16
Jan, 2013
16
Jan, 2013
NYSE Arca Has Withdrawn Their Controversial Proposal For A Lead Market Maker Issuer Incentive Program
We at Themis Trading are not financial news reporters but we do like to investigate market structure issues. Lately though, it seems that we have been breaking more news on our blog, and based on the visitor records of our blog, the media seems to like our work. Today, we have another breaking news story that seems to have overlooked.
NYSE Arca has withdrawn their controversial proposal for a Lead Market Maker Issuer Incentive Program aka the Fixed Incentive Program. Back on May 11, 2012, NYSE Arca proposed establishing a program which would essentially allow ETP (Exchange Traded Products) sponsors to pay lead market makers an incentive to trade and quote in their ETP’s. The NYSE Arca proposal stated:
“The Exchange proposes to add new NYSE Arca Equities Rule 8.800, which would offer a pilot program to incentivize Market Makers to undertake LMM assignments in ETPs. An issuer of an ETP that participates in the proposed Fixed Incentive Program would continue to pay the currently applicable Listing and Annual Fees. Such issuer also could elect to pay the Exchange an Optional Incentive Fee, which would range from $10,000 to $40,000 per year.”

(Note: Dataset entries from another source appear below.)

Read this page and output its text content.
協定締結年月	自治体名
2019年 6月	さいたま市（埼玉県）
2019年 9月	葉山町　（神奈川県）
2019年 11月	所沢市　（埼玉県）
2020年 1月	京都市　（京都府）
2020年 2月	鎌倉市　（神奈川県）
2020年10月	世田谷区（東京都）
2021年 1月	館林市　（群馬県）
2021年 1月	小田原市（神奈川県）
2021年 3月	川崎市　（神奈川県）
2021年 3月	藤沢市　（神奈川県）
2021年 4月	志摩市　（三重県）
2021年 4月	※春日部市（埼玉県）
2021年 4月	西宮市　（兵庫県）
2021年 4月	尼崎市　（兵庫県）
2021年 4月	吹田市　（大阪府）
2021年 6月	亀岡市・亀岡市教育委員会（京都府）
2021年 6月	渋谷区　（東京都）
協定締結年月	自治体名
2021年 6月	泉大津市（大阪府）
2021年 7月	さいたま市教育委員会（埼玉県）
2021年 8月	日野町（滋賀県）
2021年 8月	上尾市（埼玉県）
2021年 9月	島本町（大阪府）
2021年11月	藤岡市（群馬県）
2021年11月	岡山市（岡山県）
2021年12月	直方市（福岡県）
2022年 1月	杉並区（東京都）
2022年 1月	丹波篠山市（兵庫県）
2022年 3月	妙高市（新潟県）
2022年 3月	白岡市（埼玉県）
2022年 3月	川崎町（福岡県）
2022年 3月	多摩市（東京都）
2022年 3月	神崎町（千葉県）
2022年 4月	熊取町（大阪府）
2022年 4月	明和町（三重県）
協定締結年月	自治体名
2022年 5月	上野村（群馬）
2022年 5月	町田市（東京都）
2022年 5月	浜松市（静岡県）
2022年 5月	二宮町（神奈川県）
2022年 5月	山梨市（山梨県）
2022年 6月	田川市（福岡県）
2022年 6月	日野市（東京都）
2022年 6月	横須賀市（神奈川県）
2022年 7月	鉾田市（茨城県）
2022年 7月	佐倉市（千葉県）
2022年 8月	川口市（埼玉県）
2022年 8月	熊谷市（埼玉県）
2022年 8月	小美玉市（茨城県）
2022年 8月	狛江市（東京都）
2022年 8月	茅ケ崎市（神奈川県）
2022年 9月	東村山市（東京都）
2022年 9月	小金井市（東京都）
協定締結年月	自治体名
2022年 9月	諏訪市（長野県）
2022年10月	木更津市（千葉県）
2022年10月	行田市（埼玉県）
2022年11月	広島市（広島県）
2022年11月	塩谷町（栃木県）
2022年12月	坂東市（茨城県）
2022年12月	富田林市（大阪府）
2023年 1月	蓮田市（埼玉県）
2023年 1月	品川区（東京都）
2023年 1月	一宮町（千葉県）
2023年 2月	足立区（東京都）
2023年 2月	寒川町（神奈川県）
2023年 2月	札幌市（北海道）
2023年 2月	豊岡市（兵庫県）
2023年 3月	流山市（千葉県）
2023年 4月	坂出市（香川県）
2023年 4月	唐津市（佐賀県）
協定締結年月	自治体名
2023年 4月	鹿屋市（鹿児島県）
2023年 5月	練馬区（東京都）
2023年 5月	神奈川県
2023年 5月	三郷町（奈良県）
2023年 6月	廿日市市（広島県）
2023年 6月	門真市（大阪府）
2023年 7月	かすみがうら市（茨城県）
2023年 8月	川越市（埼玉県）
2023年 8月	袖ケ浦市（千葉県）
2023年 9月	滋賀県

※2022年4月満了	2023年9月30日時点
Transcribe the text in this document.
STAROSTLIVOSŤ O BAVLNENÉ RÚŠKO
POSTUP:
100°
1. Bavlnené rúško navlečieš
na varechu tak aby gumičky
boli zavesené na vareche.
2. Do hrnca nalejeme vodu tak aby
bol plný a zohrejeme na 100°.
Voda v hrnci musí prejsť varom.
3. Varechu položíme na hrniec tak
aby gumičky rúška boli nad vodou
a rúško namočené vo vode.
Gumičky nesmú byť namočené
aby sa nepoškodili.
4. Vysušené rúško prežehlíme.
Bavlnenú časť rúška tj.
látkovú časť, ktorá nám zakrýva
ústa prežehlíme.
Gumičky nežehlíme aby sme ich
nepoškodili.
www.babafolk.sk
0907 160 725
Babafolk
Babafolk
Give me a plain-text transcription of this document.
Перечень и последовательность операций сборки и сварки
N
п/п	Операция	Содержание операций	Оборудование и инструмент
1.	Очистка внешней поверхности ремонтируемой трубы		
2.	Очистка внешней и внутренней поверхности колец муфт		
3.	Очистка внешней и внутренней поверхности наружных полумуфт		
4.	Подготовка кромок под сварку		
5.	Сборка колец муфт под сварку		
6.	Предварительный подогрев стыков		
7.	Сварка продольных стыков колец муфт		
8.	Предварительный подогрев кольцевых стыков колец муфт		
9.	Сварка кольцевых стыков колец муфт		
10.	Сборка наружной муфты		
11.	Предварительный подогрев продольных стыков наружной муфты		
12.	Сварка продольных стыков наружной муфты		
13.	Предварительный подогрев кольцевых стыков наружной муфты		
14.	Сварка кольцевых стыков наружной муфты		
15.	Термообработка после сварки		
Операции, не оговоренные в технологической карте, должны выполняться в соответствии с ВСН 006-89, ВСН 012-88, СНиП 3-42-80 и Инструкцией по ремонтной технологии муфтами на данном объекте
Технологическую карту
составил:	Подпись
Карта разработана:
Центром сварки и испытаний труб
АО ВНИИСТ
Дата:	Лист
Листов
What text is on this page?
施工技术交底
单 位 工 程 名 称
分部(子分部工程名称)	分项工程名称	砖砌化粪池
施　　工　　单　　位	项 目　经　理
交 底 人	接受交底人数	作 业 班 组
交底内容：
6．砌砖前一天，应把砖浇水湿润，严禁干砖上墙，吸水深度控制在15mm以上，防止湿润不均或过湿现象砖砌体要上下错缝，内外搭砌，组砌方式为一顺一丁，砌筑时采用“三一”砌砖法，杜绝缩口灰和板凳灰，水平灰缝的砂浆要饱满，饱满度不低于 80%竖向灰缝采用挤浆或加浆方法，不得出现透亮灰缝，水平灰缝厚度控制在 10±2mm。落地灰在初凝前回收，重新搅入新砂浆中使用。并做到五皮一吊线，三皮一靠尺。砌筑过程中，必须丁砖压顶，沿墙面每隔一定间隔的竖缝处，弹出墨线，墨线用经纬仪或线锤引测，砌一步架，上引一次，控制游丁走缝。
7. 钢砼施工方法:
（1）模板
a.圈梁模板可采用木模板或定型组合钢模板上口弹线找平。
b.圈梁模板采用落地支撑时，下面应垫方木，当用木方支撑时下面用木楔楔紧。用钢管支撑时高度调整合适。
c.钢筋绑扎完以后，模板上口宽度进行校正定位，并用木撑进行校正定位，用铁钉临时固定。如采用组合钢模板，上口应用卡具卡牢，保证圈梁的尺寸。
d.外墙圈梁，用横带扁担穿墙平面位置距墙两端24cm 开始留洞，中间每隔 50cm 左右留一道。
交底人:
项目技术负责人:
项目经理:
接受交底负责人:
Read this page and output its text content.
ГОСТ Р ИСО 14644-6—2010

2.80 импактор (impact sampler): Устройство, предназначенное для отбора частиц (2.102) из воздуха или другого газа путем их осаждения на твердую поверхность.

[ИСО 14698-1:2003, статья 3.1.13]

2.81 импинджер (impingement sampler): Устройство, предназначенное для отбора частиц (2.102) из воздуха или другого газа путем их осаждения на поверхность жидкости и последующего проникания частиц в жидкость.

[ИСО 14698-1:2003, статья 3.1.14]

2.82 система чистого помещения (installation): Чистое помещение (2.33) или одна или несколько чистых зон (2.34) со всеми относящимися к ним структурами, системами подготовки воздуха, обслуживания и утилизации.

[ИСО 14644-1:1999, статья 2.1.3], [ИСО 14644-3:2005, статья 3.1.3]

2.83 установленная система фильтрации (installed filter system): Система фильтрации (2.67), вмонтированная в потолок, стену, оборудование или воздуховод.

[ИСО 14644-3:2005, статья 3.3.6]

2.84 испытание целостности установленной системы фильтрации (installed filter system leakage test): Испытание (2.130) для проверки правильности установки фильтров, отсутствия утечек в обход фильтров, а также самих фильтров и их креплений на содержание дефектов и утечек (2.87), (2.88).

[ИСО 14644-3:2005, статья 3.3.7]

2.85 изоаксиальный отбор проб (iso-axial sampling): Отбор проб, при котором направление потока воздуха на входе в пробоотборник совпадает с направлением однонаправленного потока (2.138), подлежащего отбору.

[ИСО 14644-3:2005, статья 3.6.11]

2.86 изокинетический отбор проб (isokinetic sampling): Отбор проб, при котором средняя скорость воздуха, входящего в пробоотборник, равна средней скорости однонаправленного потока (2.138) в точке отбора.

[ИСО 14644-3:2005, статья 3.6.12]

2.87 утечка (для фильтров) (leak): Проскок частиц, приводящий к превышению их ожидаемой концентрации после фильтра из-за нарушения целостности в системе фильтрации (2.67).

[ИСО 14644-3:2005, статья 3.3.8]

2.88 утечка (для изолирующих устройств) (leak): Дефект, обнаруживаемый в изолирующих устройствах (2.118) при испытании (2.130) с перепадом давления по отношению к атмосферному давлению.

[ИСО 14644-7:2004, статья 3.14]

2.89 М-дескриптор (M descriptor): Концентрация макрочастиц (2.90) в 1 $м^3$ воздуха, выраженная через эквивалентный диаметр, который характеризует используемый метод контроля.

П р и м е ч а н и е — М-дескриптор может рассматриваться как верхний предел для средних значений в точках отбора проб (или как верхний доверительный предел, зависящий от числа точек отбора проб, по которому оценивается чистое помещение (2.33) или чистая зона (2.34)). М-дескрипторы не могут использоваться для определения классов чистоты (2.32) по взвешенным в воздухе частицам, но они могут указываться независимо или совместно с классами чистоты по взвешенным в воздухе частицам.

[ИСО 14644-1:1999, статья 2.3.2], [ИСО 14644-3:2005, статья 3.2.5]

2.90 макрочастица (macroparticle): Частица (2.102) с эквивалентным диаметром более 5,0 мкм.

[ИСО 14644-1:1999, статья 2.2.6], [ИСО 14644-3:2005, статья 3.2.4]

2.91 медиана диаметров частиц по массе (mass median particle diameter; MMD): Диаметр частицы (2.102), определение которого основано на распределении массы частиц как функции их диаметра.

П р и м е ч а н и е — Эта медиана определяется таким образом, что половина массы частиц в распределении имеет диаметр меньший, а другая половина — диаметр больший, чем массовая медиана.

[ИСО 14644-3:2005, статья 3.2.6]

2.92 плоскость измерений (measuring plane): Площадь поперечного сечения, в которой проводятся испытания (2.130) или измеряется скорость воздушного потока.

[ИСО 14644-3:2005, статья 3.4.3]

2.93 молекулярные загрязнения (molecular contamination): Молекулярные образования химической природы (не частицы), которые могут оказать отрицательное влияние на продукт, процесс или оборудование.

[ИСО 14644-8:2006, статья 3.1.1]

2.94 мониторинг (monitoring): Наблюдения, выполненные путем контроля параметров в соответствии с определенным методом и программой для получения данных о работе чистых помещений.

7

The proposal wreaked of payment for order flow and the SEC twice issued an extension of the window allowed to approve or disapprove the proposal (by the way, Nasdaq has a similar outstanding proposal known as a Market Quality Program). The SEC was set to rule on this proposal by January 12, 2013 but NYSE Arca suddenly withdrew their request on January 9, 2013.
The SEC received eight comment letters on the proposal. The most critical letter was from Vanguard . Vanguard took issue with both the NYSE Arca and Nasdaq proposals for paying ETP market makers:
“Vanguard expressed many concerns about issuer-financed market maker incentive programs in our earlier comment letters. Briefly, those concerns include:
– Issuer payments to market makers have the potential to distort market forces, resulting in spreads and prices that do not reflect actual supply and demand.
– Issuer payments to market makers could lead to diminished market making activity and/or wider spreads in ETFs that are ineligible to, or choose not to, participate in the Programs.
– Issuer payments to market makers could create a pay-to-play environment, effectively forcing issuers to pay up to maintain quality markets for their eligible ETFs.
Another concern we have about issuer-financed market maker incentive programs is that they are likely to be detrimental to long-term buy-and-hold investors. Although the source of payment for both the Nasdaq and Arca Programs is the ETF sponsor, rather than the ETF, we believe it is likely that ETF sponsors would seek to recoup those costs in some way from the ETF and its shareholders. “
Now, we won’t question Vanguard’s motives for their stance, you can read into that one for yourself (think market share). By withdrawing their proposal, NYSE Arca has backed down from a very controversial proposal. Payment for order flow is already embedded in the equity market through the maker/taker pricing model. Adding another layer of payments through a Fixed Incentive Program for ETP’s would have just added more opportunities for “market makers” to create artificial arbitrage opportunities. Anybody want to wager that Nasdaq will withdraw their similarly controversial Market Quality Program after seeing NYSE Arca withdraw their proposal?
Actually, it appears that the proposals for issuer-to-market maker compensation arrangements are still on the SEC’s agenda. Back in October, the regulatory agency promised to issue its final decisions on NASDAQ’s and NYSE Arca’s proposals by December 8, 2012 and January 12, 2013, respectively. Since the wheels are still in motion at the SEC, NASDAQ withdrew its proposal (see Notice of Withdrawal of Proposed Rule Change by NASDAQ Stock Market LLC To Establish the Market Quality Program, Exchange Act Release No. 68,378, 77 Fed. Reg. 74,042 (Dec. 6, 2012)), but essentially the same “market quality program” was re-proposed almost immediately (see Proposed Rule Change by NASDAQ Stock Market Pursuant to Rule 19b-4 under the Securities Exchange Act of 1934, File No. SR-2012-137 (Dec. 7, 2012), available at http://nasdaq.cchwallstreet.com/NASDAQ/pdf/nasdaq-filings/2012/SR-NASDAQ-2012-137.pdf). In other words, the SEC is still considering this matter, and I’m guessing that NYSE Arca will either wait for the outcome of NASDAQ’s proposal or re-propose the same program shortly so that both programs are considered by the regulators in tandem. An interesting aspect of the overall discussion of issuer-to-market maker compensation arrangements is that they may be desirable for small-cap stocks (as opposed to ETFs). This approach seems to have worked in Europe, and NASDAQ in fact has hinted that its “market quality program” might be extended to small-cap stocks in the future and thus help fix the capital formation crisis.